What's wrong with exact-match deduplication at scale?

It only catches byte-identical strings after normalization. A 50k dataset generated from similar prompts fills up with templated rewrites — 'Write a haiku about the sea', 'Compose a haiku about the ocean', 'Write me a haiku about a sea' — that lexically differ but teach the model the same lesson ten thousand times. Embedding-based dedup (compute BGE vectors, cluster, keep one per cluster) is what catches those, and it's the first upgrade the reflection step asks you to defend.

How should I pick a diversity score — token ratio, edit distance, or verb coverage?
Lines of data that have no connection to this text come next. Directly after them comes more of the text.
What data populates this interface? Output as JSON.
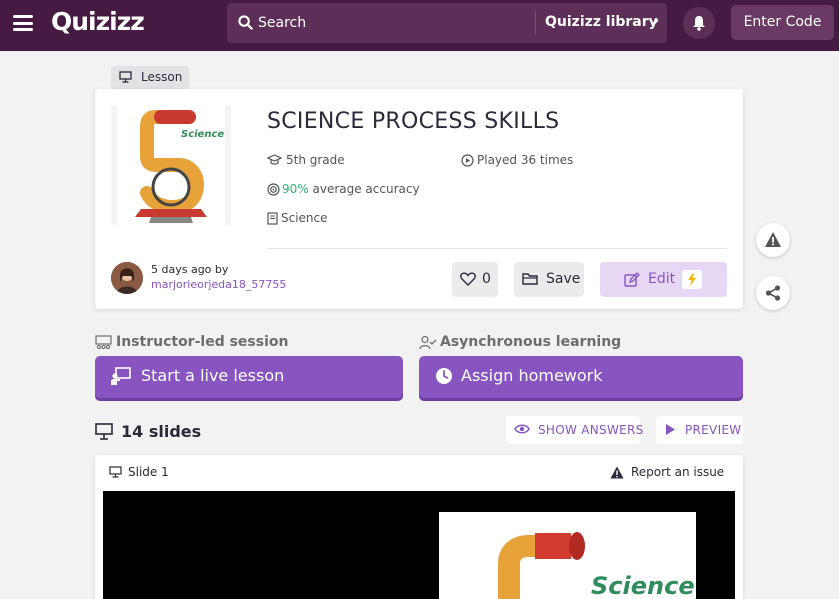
{
  "topbar": {
    "logo": "Quizizz",
    "search_placeholder": "Search",
    "library_label": "Quizizz library",
    "enter_code_label": "Enter Code"
  },
  "lesson_tag": "Lesson",
  "quiz": {
    "title": "SCIENCE PROCESS SKILLS",
    "grade": "5th grade",
    "played": "Played 36 times",
    "accuracy_value": "90%",
    "accuracy_suffix": " average accuracy",
    "subject": "Science",
    "thumb_text": "Science"
  },
  "author": {
    "when": "5 days ago by",
    "name": "marjorieorjeda18_57755"
  },
  "actions": {
    "like_count": "0",
    "save_label": "Save",
    "edit_label": "Edit"
  },
  "modes": {
    "instructor_label": "Instructor-led session",
    "instructor_button": "Start a live lesson",
    "async_label": "Asynchronous learning",
    "async_button": "Assign homework"
  },
  "slides": {
    "count_label": "14 slides",
    "show_answers": "SHOW ANSWERS",
    "preview": "PREVIEW",
    "slide1_label": "Slide 1",
    "report_issue": "Report an issue",
    "slide1_image_text": "Science"
  },
  "colors": {
    "topbar": "#461a42",
    "brand_purple": "#8854c0",
    "accuracy_green": "#2bb775"
  }
}
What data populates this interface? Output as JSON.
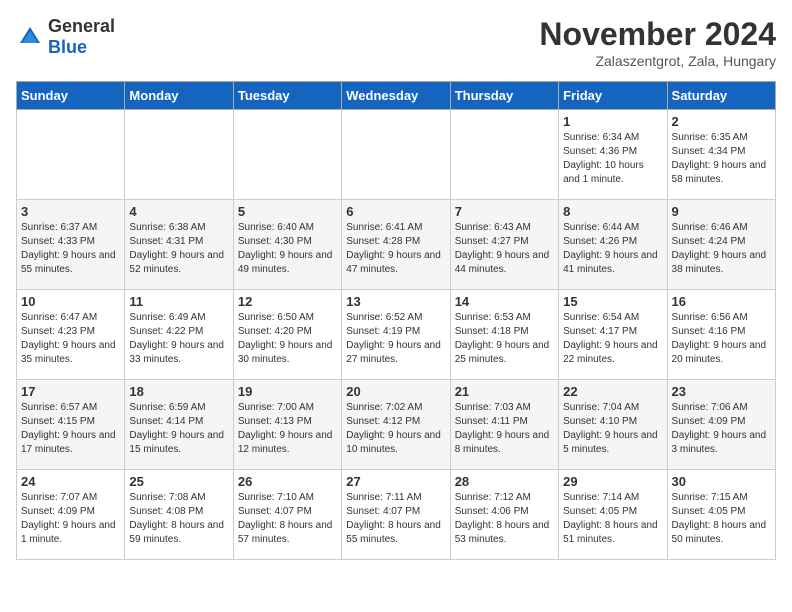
{
  "logo": {
    "general": "General",
    "blue": "Blue"
  },
  "title": "November 2024",
  "subtitle": "Zalaszentgrot, Zala, Hungary",
  "days_of_week": [
    "Sunday",
    "Monday",
    "Tuesday",
    "Wednesday",
    "Thursday",
    "Friday",
    "Saturday"
  ],
  "weeks": [
    [
      {
        "day": "",
        "info": ""
      },
      {
        "day": "",
        "info": ""
      },
      {
        "day": "",
        "info": ""
      },
      {
        "day": "",
        "info": ""
      },
      {
        "day": "",
        "info": ""
      },
      {
        "day": "1",
        "info": "Sunrise: 6:34 AM\nSunset: 4:36 PM\nDaylight: 10 hours and 1 minute."
      },
      {
        "day": "2",
        "info": "Sunrise: 6:35 AM\nSunset: 4:34 PM\nDaylight: 9 hours and 58 minutes."
      }
    ],
    [
      {
        "day": "3",
        "info": "Sunrise: 6:37 AM\nSunset: 4:33 PM\nDaylight: 9 hours and 55 minutes."
      },
      {
        "day": "4",
        "info": "Sunrise: 6:38 AM\nSunset: 4:31 PM\nDaylight: 9 hours and 52 minutes."
      },
      {
        "day": "5",
        "info": "Sunrise: 6:40 AM\nSunset: 4:30 PM\nDaylight: 9 hours and 49 minutes."
      },
      {
        "day": "6",
        "info": "Sunrise: 6:41 AM\nSunset: 4:28 PM\nDaylight: 9 hours and 47 minutes."
      },
      {
        "day": "7",
        "info": "Sunrise: 6:43 AM\nSunset: 4:27 PM\nDaylight: 9 hours and 44 minutes."
      },
      {
        "day": "8",
        "info": "Sunrise: 6:44 AM\nSunset: 4:26 PM\nDaylight: 9 hours and 41 minutes."
      },
      {
        "day": "9",
        "info": "Sunrise: 6:46 AM\nSunset: 4:24 PM\nDaylight: 9 hours and 38 minutes."
      }
    ],
    [
      {
        "day": "10",
        "info": "Sunrise: 6:47 AM\nSunset: 4:23 PM\nDaylight: 9 hours and 35 minutes."
      },
      {
        "day": "11",
        "info": "Sunrise: 6:49 AM\nSunset: 4:22 PM\nDaylight: 9 hours and 33 minutes."
      },
      {
        "day": "12",
        "info": "Sunrise: 6:50 AM\nSunset: 4:20 PM\nDaylight: 9 hours and 30 minutes."
      },
      {
        "day": "13",
        "info": "Sunrise: 6:52 AM\nSunset: 4:19 PM\nDaylight: 9 hours and 27 minutes."
      },
      {
        "day": "14",
        "info": "Sunrise: 6:53 AM\nSunset: 4:18 PM\nDaylight: 9 hours and 25 minutes."
      },
      {
        "day": "15",
        "info": "Sunrise: 6:54 AM\nSunset: 4:17 PM\nDaylight: 9 hours and 22 minutes."
      },
      {
        "day": "16",
        "info": "Sunrise: 6:56 AM\nSunset: 4:16 PM\nDaylight: 9 hours and 20 minutes."
      }
    ],
    [
      {
        "day": "17",
        "info": "Sunrise: 6:57 AM\nSunset: 4:15 PM\nDaylight: 9 hours and 17 minutes."
      },
      {
        "day": "18",
        "info": "Sunrise: 6:59 AM\nSunset: 4:14 PM\nDaylight: 9 hours and 15 minutes."
      },
      {
        "day": "19",
        "info": "Sunrise: 7:00 AM\nSunset: 4:13 PM\nDaylight: 9 hours and 12 minutes."
      },
      {
        "day": "20",
        "info": "Sunrise: 7:02 AM\nSunset: 4:12 PM\nDaylight: 9 hours and 10 minutes."
      },
      {
        "day": "21",
        "info": "Sunrise: 7:03 AM\nSunset: 4:11 PM\nDaylight: 9 hours and 8 minutes."
      },
      {
        "day": "22",
        "info": "Sunrise: 7:04 AM\nSunset: 4:10 PM\nDaylight: 9 hours and 5 minutes."
      },
      {
        "day": "23",
        "info": "Sunrise: 7:06 AM\nSunset: 4:09 PM\nDaylight: 9 hours and 3 minutes."
      }
    ],
    [
      {
        "day": "24",
        "info": "Sunrise: 7:07 AM\nSunset: 4:09 PM\nDaylight: 9 hours and 1 minute."
      },
      {
        "day": "25",
        "info": "Sunrise: 7:08 AM\nSunset: 4:08 PM\nDaylight: 8 hours and 59 minutes."
      },
      {
        "day": "26",
        "info": "Sunrise: 7:10 AM\nSunset: 4:07 PM\nDaylight: 8 hours and 57 minutes."
      },
      {
        "day": "27",
        "info": "Sunrise: 7:11 AM\nSunset: 4:07 PM\nDaylight: 8 hours and 55 minutes."
      },
      {
        "day": "28",
        "info": "Sunrise: 7:12 AM\nSunset: 4:06 PM\nDaylight: 8 hours and 53 minutes."
      },
      {
        "day": "29",
        "info": "Sunrise: 7:14 AM\nSunset: 4:05 PM\nDaylight: 8 hours and 51 minutes."
      },
      {
        "day": "30",
        "info": "Sunrise: 7:15 AM\nSunset: 4:05 PM\nDaylight: 8 hours and 50 minutes."
      }
    ]
  ]
}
All three are valid for this lab as long as they land in [0, 1]. Unique-token ratio (unique tokens / total tokens across all instructions) is cheapest and catches degenerate repetition well. Average pairwise edit distance catches near-duplicates that token ratio misses. Verb coverage (count of distinct lead verbs — 'write', 'classify', 'summarize', etc.) is what the original Self-Instruct paper used because it approximates task-type diversity. In practice you'd track all three and alert when any one collapses.

Why do seed examples matter so much when the generator produces most of the samples?

Because the few-shot prompt is what defines the task distribution the model generates into. Three seeds that are all 'write a haiku about X' collapse the output to haikus. Three seeds covering classification, extraction, and open-ended writing produce a much broader distribution. This is why the original Self-Instruct used 175 hand-written seeds and Alpaca used 175 as well — the seeds are the implicit task ontology, and they're worth hand-crafting.

When should I use LLM-as-judge filtering vs regex rules?

Length and format rules catch obvious junk for almost no cost — run them first. LLM-as-judge catches what rules can't see: factual errors, failure to follow the instruction, subtle toxicity, low-effort completions. The cost is real, though — every kept sample means an extra inference call, and the judge has its own biases (favoring verbose answers, penalizing correct-but-brief ones). The right pattern is regex rules as a cheap first pass, LLM-as-judge on the survivors, and human review on a calibration set that tunes both.